What else can I tell you? I'm a good company man through and through. Ha ha! Guilty as charged.

I'm a tool. Hear me roar in accordance with accepted community standards. Here's my roaring permit if you need to see it.


'So,' I say to Bess, 'they're going to move all of this to some other place?'

'That's what I was told.'

'I can't see the point. Can you?'

'No.'

'It's not like there's anything special here.'

Later I read that they're moving a token lump of wall for the sake of physical continuity, but this crap will otherwise be bulldozed to make way for some new development.

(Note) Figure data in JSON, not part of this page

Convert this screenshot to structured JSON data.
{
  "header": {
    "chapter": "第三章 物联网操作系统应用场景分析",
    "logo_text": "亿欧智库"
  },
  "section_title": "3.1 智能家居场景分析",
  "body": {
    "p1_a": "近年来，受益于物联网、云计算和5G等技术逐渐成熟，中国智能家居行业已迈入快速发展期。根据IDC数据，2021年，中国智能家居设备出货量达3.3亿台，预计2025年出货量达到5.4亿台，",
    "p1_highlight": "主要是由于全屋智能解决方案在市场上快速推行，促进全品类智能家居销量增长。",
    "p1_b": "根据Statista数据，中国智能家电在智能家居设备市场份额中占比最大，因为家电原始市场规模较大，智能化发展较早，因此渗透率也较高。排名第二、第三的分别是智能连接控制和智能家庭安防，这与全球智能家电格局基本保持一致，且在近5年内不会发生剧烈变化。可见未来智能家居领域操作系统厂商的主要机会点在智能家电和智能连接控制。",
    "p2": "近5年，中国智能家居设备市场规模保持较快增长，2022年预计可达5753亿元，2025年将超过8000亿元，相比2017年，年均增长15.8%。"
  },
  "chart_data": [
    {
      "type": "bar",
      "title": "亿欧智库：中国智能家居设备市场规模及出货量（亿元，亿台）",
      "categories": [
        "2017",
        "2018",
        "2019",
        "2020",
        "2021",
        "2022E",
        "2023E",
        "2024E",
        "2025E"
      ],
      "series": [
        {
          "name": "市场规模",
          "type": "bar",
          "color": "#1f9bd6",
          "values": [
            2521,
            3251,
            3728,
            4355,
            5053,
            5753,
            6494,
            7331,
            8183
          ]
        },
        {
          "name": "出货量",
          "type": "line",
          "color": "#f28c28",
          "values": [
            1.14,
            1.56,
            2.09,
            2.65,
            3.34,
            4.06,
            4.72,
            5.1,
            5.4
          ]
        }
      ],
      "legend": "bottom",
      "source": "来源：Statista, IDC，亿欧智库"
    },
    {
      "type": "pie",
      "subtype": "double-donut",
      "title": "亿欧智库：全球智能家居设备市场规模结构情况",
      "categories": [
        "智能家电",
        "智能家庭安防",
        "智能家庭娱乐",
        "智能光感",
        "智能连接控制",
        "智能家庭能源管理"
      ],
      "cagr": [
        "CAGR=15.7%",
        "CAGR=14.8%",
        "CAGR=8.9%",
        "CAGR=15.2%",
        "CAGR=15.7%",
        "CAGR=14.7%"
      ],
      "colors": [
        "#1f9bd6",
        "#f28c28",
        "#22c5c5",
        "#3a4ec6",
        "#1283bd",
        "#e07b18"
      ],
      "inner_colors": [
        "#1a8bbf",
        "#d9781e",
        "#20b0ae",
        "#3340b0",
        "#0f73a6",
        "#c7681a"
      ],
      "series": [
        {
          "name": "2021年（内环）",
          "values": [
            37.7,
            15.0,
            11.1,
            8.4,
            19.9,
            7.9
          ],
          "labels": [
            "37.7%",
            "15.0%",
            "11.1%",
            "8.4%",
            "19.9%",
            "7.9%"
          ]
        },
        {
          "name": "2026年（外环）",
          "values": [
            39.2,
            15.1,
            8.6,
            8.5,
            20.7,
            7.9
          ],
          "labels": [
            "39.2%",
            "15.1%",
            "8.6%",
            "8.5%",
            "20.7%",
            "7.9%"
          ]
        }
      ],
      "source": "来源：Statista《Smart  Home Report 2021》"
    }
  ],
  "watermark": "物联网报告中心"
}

Yet, the longer we hang around, the more we begin to see the place as it was. Here and there, an image emerges from the Jackson Pollock scrawl. There are lost wildstyle tags in jagged letters six foot high, pink, blue and other strange contrasts of colour, names you have to know to be able to read. There are faces and heads, Snoopy and el Chavo - a child played by an old man in a slightly disturbing Mexican kid's show. There are traces of what you could even call art, now drowning in the free expression of JOSH and Central Catholic and some witless Biblical reference needlessly sprayed across the once relatively proud visage of something that was either an armadillo or a futuristic robot. This is what happens when you give people free reign. Despite the best of intentions, they never have anything to say that's worth saying, and next thing you know - oh dang, look who we just voted for!

We pass a young couple. The boy is long-haired, skinny as a rake, over six foot, and he looks about seventeen at most. He wears a psychedelic top and circular rose-tinted Lennon specs. He's either got himself lost on the way to a costume parade or undercover cops are getting younger and younger. There's a third possibility - that he's just some hopeless twat trying too fucking hard like everyone else here - but I'm not thinking about it because I know that if I do it will annoy me.